We had decided to take a much-needed break after our long first day along the Mojave Road. At the end of our first day we had found ourselves at Camp Phallus and as it was at a noticeably cooler altitude decided that would be a good spot. I planned on catching up on some reading and Willow, as always, planned on sniffing as many millimeters of the camp as possible and keeping the local fauna on its toes.

We awoke early and took a few photos with the orange glow of the morning sun beginning to color the hillsides that surrounded the camp.

Breakfast prep, consumption and cleanup were all uneventful. Just as we finished though we heard an unpleasant sound that was obviously getting closer and rapidly increasing in volume. Right as we noticed the rays of direct sunshine creeping closer we figured out that the noise was linked to the sun. It was the noise of millions of insects beginning their day. Flies, lots and lots of flies descended upon our camp like a plague from some fictional story and set about making themselves at home. Plus, being the desert with water in high demand we had bees stopping by all day to slake their thirst in Willow’s water bowl.

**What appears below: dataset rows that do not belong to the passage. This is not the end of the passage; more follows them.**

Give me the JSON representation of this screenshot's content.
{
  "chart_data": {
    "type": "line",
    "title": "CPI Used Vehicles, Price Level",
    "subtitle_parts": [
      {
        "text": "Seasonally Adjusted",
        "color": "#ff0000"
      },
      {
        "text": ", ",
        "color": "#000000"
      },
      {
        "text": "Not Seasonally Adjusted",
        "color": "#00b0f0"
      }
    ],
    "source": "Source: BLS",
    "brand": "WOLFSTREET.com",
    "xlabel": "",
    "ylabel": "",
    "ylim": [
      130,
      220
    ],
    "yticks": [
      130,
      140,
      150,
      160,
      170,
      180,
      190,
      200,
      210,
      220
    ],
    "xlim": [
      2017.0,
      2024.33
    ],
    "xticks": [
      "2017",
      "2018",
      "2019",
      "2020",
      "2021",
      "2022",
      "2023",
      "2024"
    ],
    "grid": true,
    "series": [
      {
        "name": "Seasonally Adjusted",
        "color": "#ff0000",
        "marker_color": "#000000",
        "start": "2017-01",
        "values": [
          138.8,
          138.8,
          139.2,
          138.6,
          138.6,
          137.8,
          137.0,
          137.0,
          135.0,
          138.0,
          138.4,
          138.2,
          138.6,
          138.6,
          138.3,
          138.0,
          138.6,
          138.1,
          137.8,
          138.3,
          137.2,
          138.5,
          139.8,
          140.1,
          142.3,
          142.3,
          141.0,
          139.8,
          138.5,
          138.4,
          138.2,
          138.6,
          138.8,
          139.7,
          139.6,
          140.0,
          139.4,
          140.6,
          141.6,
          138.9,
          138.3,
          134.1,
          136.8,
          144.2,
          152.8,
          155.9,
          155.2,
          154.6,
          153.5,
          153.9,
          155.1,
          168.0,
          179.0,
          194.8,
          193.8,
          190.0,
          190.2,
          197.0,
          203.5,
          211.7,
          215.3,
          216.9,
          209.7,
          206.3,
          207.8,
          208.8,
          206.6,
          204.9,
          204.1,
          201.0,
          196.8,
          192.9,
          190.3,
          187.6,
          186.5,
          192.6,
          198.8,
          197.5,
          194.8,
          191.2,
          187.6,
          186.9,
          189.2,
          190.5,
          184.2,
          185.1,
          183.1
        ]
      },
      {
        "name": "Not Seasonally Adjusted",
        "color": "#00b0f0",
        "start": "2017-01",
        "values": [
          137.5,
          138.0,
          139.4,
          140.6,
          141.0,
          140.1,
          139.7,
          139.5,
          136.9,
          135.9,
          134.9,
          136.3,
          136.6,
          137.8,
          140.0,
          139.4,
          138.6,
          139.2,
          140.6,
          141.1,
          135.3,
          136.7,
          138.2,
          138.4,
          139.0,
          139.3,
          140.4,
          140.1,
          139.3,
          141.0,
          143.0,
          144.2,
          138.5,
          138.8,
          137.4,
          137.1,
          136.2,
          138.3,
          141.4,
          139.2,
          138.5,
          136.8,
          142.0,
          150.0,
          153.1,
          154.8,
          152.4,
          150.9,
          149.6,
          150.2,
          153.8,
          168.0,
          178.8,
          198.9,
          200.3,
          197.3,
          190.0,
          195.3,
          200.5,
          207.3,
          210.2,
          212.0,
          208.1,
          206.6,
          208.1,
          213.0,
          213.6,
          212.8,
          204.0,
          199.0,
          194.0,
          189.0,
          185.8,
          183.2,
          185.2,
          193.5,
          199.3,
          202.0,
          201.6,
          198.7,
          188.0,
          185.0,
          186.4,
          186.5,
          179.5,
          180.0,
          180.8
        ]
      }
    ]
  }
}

bee taking a drink out of Willow's water bowl
A Visitor Taking A Drink

Bees are good. We need more of them. Flies though…we challenge anyone to convince us that if flies disappeared off the face of the Earth overnight the ecosystem wouldn’t just breathe a sigh of relief and go on about its business with nary a misstep.

We doused ourselves with DEET spray and settled in for the assault. Several magazines still got read. Hundreds of thousands of square millimeters of the camp and surroundings were thoroughly sniffed and sometimes scent-marked by my girl. As we always do what little garbage we found around the camp left behind by previous visitors was picked up. Temperatures stayed in the upper 80’s which was a marked improvement over the day before. The insect cacophony didn’t let up until the last rays of direct sunlight drifted away from the camp at around 6pm that night. They were so noisy that at one point in the day we didn’t hear the one vehicle that arrived until it had turned that last corner into the clearing and drove up into the campsite. We could tell that they were surprised and somewhat annoyed to find us here but first come, first served people. Plus, I consider them extremely lucky and mentally considered it a consolation prize that they didn’t find me walking about au naturel as I did a couple of times when I re-applied the DEET spray. That would have been embarrassing for all of us.

So, except for the shit ton (technical unit of measurement) of flies buzzing around and all the noise they were making it was a good day. With that in mind we amusingly surmised that perhaps the name of the camp is not because of that iconic rock but because of all the dick bugs harassing us. Just a thought. Next time we’re plugging in a bug zapper.

After a nice, somewhat relaxing and relatively cool day at Camp Phallus with only the noisy bugs as a negative we decided we would pack up the next morning and continue on towards our next major destination, Marl Springs…and beyond.